Henderson's one paragraph re-writing of history, citing a couple of like-minded sources, is glib, fanciful, facile, distorted, and yes, I have to say it, fey (in the sense of having or displaying an otherworldly, magical, or fairylike aspect or quality, as opposed to the notion of one having visionary power or clairvoyancy. Perhaps in the sense of appearing touched or crazy, as if under a spell, rather than the Scots notion of full of the sense of approaching death. Oh dear god, reading Gerard has turned me into a pedant, just like him. Noooh.).
Anyhoo, thinking like that led to the Conservatives being kicked out after the second world war - people in Britain had a long memory of the suffering experienced during the thirties - so keep going Gerard, you might just enshrine the Rudd government for a long time, by keeping on and on (and did I say on) about the wonders of the Howard government's glorious policies of WorkChoices makes benefit for humble workers in antipodes.
But Gerard can never resist can he?
If the Rudd Government has any cash left over, it would be advised to focus on reducing taxation and costly regulation on small business.

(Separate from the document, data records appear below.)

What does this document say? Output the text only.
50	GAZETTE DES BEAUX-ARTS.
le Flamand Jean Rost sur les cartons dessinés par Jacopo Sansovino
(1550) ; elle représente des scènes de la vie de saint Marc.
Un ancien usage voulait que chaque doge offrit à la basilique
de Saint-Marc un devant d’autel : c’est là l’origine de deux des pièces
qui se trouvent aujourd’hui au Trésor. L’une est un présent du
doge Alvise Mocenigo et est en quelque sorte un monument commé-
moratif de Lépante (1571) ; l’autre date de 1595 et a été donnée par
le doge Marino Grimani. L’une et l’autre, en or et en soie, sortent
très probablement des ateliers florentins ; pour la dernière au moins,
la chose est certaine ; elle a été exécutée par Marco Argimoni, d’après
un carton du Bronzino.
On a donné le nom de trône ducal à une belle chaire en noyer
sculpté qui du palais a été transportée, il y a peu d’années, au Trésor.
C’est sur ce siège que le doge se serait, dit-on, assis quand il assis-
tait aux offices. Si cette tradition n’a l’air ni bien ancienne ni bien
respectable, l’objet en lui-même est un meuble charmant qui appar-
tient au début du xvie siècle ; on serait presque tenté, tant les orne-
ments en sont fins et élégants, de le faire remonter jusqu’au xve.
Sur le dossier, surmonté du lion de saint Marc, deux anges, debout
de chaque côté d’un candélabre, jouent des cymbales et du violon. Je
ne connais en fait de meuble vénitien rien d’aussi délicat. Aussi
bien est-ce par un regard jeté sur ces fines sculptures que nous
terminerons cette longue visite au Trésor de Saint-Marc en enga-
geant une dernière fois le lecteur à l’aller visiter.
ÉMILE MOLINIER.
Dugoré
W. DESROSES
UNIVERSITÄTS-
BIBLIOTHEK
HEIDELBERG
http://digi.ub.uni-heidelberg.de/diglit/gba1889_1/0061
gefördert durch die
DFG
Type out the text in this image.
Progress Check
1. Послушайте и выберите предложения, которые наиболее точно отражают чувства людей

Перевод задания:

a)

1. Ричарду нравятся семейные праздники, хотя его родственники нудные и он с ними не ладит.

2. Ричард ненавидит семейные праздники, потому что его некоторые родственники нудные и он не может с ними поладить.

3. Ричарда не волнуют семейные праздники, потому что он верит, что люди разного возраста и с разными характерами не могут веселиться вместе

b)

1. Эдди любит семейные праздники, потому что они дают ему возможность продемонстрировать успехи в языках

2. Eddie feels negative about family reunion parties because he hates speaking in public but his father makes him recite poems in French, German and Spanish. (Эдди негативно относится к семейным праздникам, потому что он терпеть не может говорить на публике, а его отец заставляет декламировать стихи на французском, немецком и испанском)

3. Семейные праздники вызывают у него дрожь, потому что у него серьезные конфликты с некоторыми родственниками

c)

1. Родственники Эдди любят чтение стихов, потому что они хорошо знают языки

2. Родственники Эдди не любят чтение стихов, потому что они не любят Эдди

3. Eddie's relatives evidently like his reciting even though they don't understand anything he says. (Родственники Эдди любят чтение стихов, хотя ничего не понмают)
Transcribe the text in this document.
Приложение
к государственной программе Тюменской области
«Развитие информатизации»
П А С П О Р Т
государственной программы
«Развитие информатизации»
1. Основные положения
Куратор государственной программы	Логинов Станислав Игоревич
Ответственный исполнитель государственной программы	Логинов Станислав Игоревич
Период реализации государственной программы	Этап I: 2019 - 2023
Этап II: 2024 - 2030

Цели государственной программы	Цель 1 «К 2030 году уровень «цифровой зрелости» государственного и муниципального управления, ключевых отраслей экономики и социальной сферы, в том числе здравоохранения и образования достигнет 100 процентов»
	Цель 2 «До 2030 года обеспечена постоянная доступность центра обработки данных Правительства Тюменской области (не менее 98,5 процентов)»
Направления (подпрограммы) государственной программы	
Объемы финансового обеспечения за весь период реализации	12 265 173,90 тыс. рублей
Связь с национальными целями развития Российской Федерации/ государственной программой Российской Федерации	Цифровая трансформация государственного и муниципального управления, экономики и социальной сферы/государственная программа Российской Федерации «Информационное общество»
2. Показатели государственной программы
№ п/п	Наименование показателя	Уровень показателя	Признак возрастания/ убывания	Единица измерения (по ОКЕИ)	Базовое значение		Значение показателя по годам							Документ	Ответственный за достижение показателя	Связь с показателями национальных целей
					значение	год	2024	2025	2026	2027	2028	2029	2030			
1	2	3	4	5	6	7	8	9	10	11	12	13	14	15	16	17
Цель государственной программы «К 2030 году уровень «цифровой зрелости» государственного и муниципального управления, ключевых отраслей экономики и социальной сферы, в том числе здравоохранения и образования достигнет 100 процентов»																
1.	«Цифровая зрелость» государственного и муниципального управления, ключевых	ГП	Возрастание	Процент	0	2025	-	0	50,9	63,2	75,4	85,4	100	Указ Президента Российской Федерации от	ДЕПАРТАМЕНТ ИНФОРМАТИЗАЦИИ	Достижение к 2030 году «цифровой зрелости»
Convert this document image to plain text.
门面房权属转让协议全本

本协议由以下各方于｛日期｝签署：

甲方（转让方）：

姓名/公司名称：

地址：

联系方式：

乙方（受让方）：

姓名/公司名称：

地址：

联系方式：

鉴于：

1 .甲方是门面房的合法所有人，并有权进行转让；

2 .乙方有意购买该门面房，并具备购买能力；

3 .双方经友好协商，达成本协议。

Unlike government, small business is the main driver in Australia of job creation and job support.
That's right, drawing himself up to his full pontificating height, as always he seeks to offer timely advice to politicians, even as you might suspect that the politicians, confronted by an economic crisis which sees Japan in full blown depression, will think of him as just another jibber jabbering armchair theoretician with a pedantic streak a mile wide, and worse still, proud of it.
What a pity we're small cheese, small beer. There's a job available down here for Paul Krugman, but what with small minds doing small business, it's hard to imagine him wanting to spend twenty hours in a plane chewing up avgas to save us from our armchair experts.